The dataset is divided into:
- Feature matrix (X): Input variables
- Target vector (y): Class labels


In [5]:
X = df.drop(columns=["y"])
y = df["y"]


## Selection of Numerical Features

Only numerical features are retained since PCA operates exclusively
on numerical data.


In [6]:
X = X.select_dtypes(include=[np.number])


## Feature Standardization

All features are standardized to have zero mean and unit variance.
This ensures that all features contribute equally to PCA.


In [7]:
X_scaled = (X - X.mean()) / X.std()


## Mean Centering

The standardized data is mean-centered by subtracting the mean of each
feature. Mean centering is a prerequisite for PCA computation.


In [8]:
X_meaned = X_scaled.values - np.mean(X_scaled.values, axis=0)

## Covariance Matrix Computation

The covariance matrix is computed to understand how features vary
with respect to each other.


In [9]:
cov_matrix = np.cov(X_meaned, rowvar=False)


## Eigenvalue and Eigenvector Computation

Eigenvalues and eigenvectors are calculated from the covariance matrix.
Eigenvalues represent the variance explained by each principal component,
while eigenvectors represent their directions.


In [10]:
eigen_values, eigen_vectors = np.linalg.eig(cov_matrix)


## Sorting Eigenvalues and Eigenvectors

Eigenvalues and corresponding eigenvectors are sorted in descending order
to prioritize components that explain the maximum variance.


In [11]:
sorted_idx = np.argsort(eigen_values)[::-1]

sorted_eigenvalues = eigen_values[sorted_idx]
sorted_eigenvectors = eigen_vectors[:, sorted_idx]


## Explained Variance Analysis

The explained variance ratio and cumulative variance are calculated
to determine how much information is retained by the principal components.


In [12]:
explained_variance_ratio = sorted_eigenvalues / np.sum(sorted_eigenvalues)
cumulative_variance = np.cumsum(explained_variance_ratio)

cumulative_variance


array([0.44272026, 0.63243208, 0.72636371, 0.79238506, 0.84734274,
       0.88758796, 0.9100953 , 0.92598254, 0.93987903, 0.95156881,
       0.961366  , 0.97007138, 0.97811663, 0.98335029, 0.98648812,
       0.98915022, 0.99113018, 0.99288414, 0.9945334 , 0.99557204,
       0.99657114, 0.99748579, 0.99829715, 0.99889898, 0.99941502,
       0.99968761, 0.99991763, 0.99997061, 0.99999557, 1.        ])

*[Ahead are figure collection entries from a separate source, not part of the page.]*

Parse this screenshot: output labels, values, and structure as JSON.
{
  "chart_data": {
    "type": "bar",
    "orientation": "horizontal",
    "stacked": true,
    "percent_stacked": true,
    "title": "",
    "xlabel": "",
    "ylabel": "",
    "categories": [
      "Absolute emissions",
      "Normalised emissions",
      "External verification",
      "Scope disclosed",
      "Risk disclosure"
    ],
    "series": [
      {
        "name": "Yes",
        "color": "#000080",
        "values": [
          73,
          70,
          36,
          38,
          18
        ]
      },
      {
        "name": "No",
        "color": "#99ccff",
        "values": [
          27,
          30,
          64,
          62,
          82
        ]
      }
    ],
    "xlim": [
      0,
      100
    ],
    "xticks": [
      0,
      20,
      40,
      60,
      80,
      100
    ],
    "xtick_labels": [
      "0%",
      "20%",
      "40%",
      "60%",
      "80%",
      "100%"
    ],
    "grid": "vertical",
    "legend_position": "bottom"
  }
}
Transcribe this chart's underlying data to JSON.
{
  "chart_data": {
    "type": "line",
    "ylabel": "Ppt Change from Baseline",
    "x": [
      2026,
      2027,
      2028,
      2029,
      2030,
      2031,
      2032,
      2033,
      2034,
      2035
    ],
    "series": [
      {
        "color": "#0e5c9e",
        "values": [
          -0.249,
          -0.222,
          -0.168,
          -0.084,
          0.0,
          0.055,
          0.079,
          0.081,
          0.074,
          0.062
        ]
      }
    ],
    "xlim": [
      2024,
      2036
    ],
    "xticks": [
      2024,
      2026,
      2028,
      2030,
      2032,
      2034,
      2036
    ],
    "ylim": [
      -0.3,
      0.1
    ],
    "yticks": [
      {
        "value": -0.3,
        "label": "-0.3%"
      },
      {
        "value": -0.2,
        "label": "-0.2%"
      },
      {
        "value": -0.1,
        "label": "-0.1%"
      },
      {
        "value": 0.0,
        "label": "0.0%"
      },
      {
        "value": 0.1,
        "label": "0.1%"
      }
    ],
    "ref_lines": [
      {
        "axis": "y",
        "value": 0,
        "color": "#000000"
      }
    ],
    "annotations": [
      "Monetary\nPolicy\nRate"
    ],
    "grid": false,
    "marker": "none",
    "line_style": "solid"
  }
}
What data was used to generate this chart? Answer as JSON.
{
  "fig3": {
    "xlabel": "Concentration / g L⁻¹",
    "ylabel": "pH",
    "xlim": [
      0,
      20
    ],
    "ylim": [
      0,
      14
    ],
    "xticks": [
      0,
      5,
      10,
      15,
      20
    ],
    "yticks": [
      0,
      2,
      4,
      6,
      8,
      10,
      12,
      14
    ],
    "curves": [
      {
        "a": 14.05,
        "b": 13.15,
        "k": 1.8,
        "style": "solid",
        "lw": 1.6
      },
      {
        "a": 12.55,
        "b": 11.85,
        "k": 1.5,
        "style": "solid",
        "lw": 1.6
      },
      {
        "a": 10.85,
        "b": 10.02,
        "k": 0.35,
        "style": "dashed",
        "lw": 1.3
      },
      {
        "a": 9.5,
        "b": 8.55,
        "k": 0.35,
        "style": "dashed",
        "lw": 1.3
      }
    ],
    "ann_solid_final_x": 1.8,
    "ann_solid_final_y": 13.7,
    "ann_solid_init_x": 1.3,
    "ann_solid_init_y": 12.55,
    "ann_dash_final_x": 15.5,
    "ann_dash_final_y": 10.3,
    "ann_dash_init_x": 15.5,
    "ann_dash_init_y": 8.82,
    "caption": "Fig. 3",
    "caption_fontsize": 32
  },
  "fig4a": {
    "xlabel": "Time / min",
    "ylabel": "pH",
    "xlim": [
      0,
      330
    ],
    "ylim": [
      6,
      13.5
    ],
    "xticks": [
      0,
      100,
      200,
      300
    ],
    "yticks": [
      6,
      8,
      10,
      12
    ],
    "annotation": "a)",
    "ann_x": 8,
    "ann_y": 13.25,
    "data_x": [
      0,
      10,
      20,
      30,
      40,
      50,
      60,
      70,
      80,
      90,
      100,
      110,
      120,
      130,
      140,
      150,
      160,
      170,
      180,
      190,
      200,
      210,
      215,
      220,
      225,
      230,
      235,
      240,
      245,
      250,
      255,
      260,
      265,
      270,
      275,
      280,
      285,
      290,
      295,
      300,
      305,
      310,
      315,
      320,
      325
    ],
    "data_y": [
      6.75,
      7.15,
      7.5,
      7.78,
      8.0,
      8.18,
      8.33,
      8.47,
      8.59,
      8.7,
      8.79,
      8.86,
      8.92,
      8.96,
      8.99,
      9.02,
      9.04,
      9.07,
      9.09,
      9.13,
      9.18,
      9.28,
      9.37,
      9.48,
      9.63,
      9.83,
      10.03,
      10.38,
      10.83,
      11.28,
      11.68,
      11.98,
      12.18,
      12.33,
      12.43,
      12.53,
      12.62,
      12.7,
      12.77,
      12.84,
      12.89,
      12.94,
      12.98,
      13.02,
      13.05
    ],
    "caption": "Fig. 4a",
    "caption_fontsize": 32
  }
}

## Selection of Principal Components

The minimum number of principal components required to retain
95% of the total variance is selected.


In [13]:
n_components = np.argmax(cumulative_variance >= 0.95) + 1
n_components


np.int64(10)

## Projection onto Principal Components

The original data is projected onto the selected principal components,
resulting in a reduced-dimensional representation of the dataset.


In [14]:
projection_matrix = sorted_eigenvectors[:, :n_components]

X_pca_manual = X_meaned.dot(projection_matrix)

X_pca_manual.shape


(569, 10)

## Conclusion

Principal Component Analysis (PCA) was successfully implemented from scratch
using NumPy. The algorithm involved standardization, covariance matrix
computation, eigenvalue decomposition, and projection onto principal components.
No scikit-learn functions were used in this implementation.